The traditional menu curated by Chef Mohamed Kassem and Chef Abdelkarim Kurdi is extensive and replete with diverse and delish flavours. We started with the Alexandria soup, sharp and comforting. This seafood soup, in tomato base, comes with the goodness of shrimp, squid, red snapper and lobster. One can further spruce it up with Arabic croutons or tiny, thin flakes of dough and lemon for a wholesome experience. 

Then there was a series of impressive salads, beetroot and the baladi, the latter made with fresh and crunchy iceberg lettuce, cucumber, tomato and mint, parsley and olive oil that outshines the former. Then came the meats, starting with Sujuk Iskandrani, the spicy, fermented Egyptian sausage tossed up with onion, garlic, tomato and chillies. The next dish, Kebda Djaj, consisted of chicken liver tossed in the similar combination of spices, both making for a delightful starter.  

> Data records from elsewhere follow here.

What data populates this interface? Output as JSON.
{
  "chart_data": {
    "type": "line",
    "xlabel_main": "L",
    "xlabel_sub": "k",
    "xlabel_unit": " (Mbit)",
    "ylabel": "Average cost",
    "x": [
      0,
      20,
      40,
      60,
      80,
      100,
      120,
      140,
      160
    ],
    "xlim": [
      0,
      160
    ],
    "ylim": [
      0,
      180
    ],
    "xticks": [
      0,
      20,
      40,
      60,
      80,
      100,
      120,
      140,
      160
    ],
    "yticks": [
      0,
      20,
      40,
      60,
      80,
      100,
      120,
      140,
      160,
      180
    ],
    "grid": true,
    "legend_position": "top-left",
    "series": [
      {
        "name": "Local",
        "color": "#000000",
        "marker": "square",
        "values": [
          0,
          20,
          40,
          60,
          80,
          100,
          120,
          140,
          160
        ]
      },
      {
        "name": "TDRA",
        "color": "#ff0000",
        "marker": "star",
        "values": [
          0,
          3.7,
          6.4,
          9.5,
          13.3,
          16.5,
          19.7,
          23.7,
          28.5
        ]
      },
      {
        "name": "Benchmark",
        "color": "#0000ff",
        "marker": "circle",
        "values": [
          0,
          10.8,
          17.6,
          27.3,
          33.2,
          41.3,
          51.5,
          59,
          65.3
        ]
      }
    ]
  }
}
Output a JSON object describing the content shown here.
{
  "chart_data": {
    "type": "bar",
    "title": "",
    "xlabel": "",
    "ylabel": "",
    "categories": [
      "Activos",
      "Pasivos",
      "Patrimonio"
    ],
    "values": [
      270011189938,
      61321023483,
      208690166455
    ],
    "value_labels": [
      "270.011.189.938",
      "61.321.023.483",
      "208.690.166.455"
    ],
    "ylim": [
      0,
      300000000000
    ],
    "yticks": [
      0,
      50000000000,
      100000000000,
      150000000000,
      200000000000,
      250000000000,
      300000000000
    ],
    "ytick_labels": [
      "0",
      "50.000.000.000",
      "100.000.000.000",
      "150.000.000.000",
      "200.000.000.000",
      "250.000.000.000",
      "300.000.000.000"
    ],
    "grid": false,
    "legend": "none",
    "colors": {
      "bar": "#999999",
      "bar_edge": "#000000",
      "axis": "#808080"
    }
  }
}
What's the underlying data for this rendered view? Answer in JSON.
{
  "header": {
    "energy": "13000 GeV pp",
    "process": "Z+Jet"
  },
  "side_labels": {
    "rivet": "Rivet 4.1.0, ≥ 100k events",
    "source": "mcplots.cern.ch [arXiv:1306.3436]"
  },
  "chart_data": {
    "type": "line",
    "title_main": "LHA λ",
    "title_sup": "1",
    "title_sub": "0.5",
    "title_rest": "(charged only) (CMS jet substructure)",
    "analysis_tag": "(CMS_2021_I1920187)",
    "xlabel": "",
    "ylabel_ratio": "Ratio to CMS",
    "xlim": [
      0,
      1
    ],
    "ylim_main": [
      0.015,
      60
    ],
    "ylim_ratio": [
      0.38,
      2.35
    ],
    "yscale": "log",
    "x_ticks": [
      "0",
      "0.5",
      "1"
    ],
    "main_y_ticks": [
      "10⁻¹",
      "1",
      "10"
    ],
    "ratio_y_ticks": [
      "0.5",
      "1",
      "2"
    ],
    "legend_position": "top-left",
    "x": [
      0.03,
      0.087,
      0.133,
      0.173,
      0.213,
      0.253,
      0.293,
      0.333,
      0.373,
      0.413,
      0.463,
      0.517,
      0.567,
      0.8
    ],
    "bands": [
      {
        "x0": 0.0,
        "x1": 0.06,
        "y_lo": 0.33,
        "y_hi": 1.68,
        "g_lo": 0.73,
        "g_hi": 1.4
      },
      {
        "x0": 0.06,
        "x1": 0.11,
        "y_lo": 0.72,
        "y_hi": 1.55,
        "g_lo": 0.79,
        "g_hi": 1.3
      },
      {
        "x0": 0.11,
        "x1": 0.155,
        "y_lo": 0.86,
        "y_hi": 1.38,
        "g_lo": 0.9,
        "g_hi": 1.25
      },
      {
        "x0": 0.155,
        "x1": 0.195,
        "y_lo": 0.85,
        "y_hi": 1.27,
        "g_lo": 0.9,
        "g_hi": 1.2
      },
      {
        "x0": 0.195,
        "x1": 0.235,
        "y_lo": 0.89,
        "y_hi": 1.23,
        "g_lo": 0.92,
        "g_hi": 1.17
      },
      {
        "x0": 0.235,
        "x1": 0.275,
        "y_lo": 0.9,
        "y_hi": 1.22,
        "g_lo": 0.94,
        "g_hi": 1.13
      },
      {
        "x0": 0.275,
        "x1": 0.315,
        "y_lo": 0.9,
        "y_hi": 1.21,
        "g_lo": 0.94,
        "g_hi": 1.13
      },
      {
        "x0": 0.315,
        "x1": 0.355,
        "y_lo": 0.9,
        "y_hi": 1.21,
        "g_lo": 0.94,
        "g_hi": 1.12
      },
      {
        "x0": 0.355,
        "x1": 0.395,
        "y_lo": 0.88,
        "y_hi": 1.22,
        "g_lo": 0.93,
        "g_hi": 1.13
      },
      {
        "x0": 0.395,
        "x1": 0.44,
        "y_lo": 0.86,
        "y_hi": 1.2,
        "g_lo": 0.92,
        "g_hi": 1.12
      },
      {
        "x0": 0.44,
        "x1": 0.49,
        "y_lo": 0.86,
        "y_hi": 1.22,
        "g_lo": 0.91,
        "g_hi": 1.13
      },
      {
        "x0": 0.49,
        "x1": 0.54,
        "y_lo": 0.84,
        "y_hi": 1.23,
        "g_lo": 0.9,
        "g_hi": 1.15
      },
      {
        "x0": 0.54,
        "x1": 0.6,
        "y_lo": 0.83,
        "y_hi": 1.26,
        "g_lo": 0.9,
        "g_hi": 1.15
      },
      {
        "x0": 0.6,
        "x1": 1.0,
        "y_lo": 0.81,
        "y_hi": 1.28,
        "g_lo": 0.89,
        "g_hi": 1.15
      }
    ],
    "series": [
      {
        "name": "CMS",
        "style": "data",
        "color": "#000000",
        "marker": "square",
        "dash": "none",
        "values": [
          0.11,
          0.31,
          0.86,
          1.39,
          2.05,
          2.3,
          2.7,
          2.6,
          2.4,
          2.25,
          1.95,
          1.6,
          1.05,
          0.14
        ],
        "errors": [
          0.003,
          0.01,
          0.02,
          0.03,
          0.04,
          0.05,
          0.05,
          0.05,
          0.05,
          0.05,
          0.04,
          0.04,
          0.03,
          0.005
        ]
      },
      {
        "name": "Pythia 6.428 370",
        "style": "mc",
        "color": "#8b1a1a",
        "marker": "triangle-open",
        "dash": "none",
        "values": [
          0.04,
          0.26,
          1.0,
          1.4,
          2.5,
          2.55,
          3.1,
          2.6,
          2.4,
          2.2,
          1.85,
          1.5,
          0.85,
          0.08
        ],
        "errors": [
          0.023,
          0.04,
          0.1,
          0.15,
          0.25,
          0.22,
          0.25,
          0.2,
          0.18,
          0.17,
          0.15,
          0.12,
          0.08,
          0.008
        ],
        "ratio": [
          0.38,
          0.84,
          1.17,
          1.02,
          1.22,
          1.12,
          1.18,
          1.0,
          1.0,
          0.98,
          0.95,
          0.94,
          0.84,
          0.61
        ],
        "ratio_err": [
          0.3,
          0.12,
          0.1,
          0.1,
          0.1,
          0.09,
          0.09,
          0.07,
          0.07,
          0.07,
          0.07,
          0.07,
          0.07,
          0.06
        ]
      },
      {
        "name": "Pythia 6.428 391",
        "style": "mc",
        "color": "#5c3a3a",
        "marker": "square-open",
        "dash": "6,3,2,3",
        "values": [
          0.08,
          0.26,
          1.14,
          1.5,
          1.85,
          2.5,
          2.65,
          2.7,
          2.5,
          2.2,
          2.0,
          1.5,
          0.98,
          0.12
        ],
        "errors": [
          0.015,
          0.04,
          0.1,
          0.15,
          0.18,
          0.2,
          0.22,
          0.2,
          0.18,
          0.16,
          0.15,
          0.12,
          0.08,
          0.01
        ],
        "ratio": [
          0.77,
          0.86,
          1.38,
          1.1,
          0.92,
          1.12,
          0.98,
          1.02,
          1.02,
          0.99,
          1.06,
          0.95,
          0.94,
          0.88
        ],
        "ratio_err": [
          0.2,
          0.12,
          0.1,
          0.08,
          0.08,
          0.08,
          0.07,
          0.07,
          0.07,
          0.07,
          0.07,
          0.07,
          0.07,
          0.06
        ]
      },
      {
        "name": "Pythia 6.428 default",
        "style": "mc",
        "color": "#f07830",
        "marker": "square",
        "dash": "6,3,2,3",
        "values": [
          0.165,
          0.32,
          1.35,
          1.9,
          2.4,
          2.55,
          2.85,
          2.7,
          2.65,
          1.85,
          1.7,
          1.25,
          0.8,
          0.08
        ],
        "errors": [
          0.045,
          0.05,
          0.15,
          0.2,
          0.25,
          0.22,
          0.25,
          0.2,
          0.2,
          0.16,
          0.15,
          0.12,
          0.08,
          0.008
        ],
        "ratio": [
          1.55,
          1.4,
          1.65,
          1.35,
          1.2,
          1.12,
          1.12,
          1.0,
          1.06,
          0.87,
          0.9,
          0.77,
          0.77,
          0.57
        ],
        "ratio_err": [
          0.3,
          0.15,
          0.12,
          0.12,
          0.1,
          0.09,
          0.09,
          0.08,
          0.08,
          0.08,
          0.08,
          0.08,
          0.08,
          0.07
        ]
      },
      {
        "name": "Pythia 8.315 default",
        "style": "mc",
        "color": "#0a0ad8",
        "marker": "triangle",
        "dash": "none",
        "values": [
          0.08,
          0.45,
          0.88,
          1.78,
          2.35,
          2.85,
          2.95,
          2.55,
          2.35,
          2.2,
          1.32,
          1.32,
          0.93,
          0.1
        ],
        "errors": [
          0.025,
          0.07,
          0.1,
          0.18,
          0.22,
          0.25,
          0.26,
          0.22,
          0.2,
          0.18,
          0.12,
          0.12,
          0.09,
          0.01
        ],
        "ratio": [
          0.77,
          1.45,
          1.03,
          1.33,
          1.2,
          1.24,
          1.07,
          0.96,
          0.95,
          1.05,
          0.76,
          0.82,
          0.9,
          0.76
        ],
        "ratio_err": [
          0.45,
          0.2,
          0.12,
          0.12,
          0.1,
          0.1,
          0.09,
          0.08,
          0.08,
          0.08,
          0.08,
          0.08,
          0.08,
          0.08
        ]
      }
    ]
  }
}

We kick-started our mains with Hawashi Lahm, a baked Egyptian savoury pastry made with thin pieces of Pita stuffed with minced lamb, parsley, nutmeg, tomato and onion. Easily one of the highlights of the day. The filling is perfectly creamy and savoury complemented aptly by the freshly baked pita. If your meaty cravings desire more then you must try Nus Frakh Mashwie. On a sizzling hot plate, half-grilled chicken and lamb kebabs create magic.  

Next, we tried our hands on Samak Singary or baked fish fillet, finished with a toss-up of garlic, onion, coriander and capsicum. The tender fish goes well with Saiadia rice, seasoned with tomatoes, salt, pepper and cumin. The flavour is soothingly familiar and the dish much recommended. Here’s the recipe for the same. See, if you can make this epic fish-rice dish at home.  


  • 180 gms sole fish
  • 50 gms rice
  • 40 gms butter
  • 10 gms shrimp
  • 10 gms squid
  • 25 gms onion
  • 50 gms tomato peeled
  • 20 gms garlic chopped  
  • 10 gms tomato paste
  • 15 gms coriander leaves
  • 20 gms lemon
  • 5 gms cumin powder
  • 15 gms coriander powder


  • Heat the pan and sear the fish.
  • Place it on a tray and bake it with onion, coriander tomato and cumin.
  • Sauteed the shrimp and calamari, add coriander, cumin and rice.
  • Cover it with fish stock and cook it on low heat.

For the sauce:

  • Heat the pan and saute the garlic till it turns golden.
  • Add coriander powder, white onion.
  • Mix tomato paste and tomato peel and add it in the pan and cook on low heat till it gets done.